Suppose we have a metric space ($\Bbb{N}$,d) with metric $d(m,n)=\left|\frac{1}{n} - \frac{1}{m}\right|$
I need to prove that in this metric space, a set is sequentially compact $iff$ it is finite.
I think I have an idea of the the $\Rightarrow$ part of this iff:
Assuming that a set in this metric space is not finite and showing that we cant cover S with finitely many open open balls and that the next point in a set, say, {${x_1,x_2,...x_n}$} will have to be outside $\bigcup\limits_{i=1}^{n} B^o(x_i,\epsilon)$ which is a finite subcover. $d(x_n,x_m) \geq \epsilon$ and therefore { $x_n$} will not have a convergent subsequence and so we wont have a sequentially compact set. Contradiction.
For the $\Leftarrow$ part, I am not sure how I should start.

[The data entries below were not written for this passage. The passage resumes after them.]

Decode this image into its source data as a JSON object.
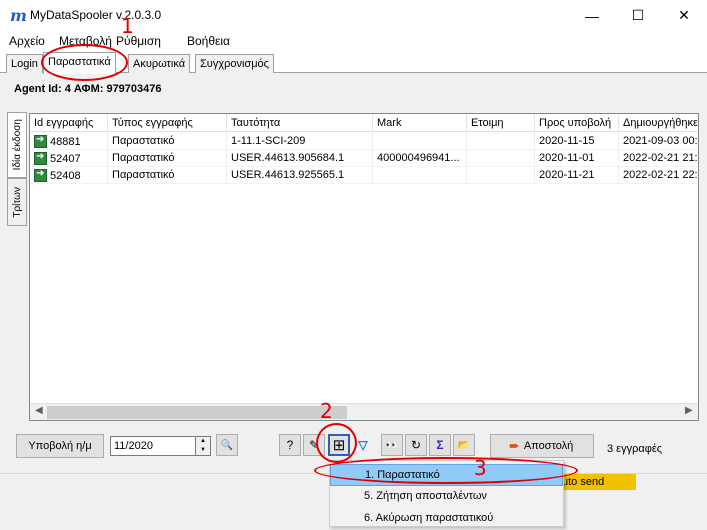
{
  "window": {
    "logo_glyph": "m",
    "title": "MyDataSpooler v.2.0.3.0",
    "minimize_glyph": "—",
    "maximize_glyph": "☐",
    "close_glyph": "✕"
  },
  "menu": [
    "Αρχείο",
    "Μεταβολή",
    "Ρύθμιση",
    "Βοήθεια"
  ],
  "tabs": [
    {
      "label": "Login",
      "active": false
    },
    {
      "label": "Παραστατικά",
      "active": true
    },
    {
      "label": "Ακυρωτικά",
      "active": false
    },
    {
      "label": "Συγχρονισμός",
      "active": false
    }
  ],
  "agent": {
    "label": "Agent Id: 4 ΑΦΜ: 979703476"
  },
  "side_tabs": [
    "Ιδία έκδοση",
    "Τρίτων"
  ],
  "grid": {
    "columns": [
      "Id εγγραφής",
      "Τύπος εγγραφής",
      "Ταυτότητα",
      "Mark",
      "Ετοιμη",
      "Προς υποβολή",
      "Δημιουργήθηκε"
    ],
    "rows": [
      [
        "48881",
        "Παραστατικό",
        "1-11.1-SCI-209",
        "",
        "",
        "2020-11-15",
        "2021-09-03 00:3"
      ],
      [
        "52407",
        "Παραστατικό",
        "USER.44613.905684.1",
        "400000496941...",
        "",
        "2020-11-01",
        "2022-02-21 21:4"
      ],
      [
        "52408",
        "Παραστατικό",
        "USER.44613.925565.1",
        "",
        "",
        "2020-11-21",
        "2022-02-21 22:1"
      ]
    ]
  },
  "toolbar": {
    "submit_label": "Υποβολή η/μ",
    "period_value": "11/2020",
    "search_glyph": "🔍",
    "help_glyph": "?",
    "edit_glyph": "✎",
    "add_glyph": "⊞",
    "filter_glyph": "▽",
    "find_glyph": "👀",
    "refresh_glyph": "↻",
    "sum_glyph": "Σ",
    "export_glyph": "📂",
    "send_label": "Αποστολή",
    "record_count": "3 εγγραφές"
  },
  "status": {
    "auto_send_label": "uto send"
  },
  "popup_menu": [
    {
      "label": "1. Παραστατικό",
      "highlighted": true
    },
    {
      "label": "5. Ζήτηση αποσταλέντων",
      "highlighted": false
    },
    {
      "label": "6. Ακύρωση παραστατικού",
      "highlighted": false
    }
  ],
  "annotations": [
    "1",
    "2",
    "3"
  ],
  "colors": {
    "annotation": "#e00000",
    "highlight": "#91c9f7",
    "auto_send": "#f2c100",
    "row_icon": "#2e8b3e"
  }
}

I tried saying that if S is finite then we have at least one of the values in S appearing infinitely many times so that we could have some sequence that has a convergent subsequence. But I am not sure how I can formalise on this.
Note: I can not use the fact that a set is compact iff it is sequentially compact.
Finite $\implies $ sequentially compact trivially, for every sequence would have a constant, hence convergent, subsequence...
This is the point you were trying to make...
This would be true in any topological space...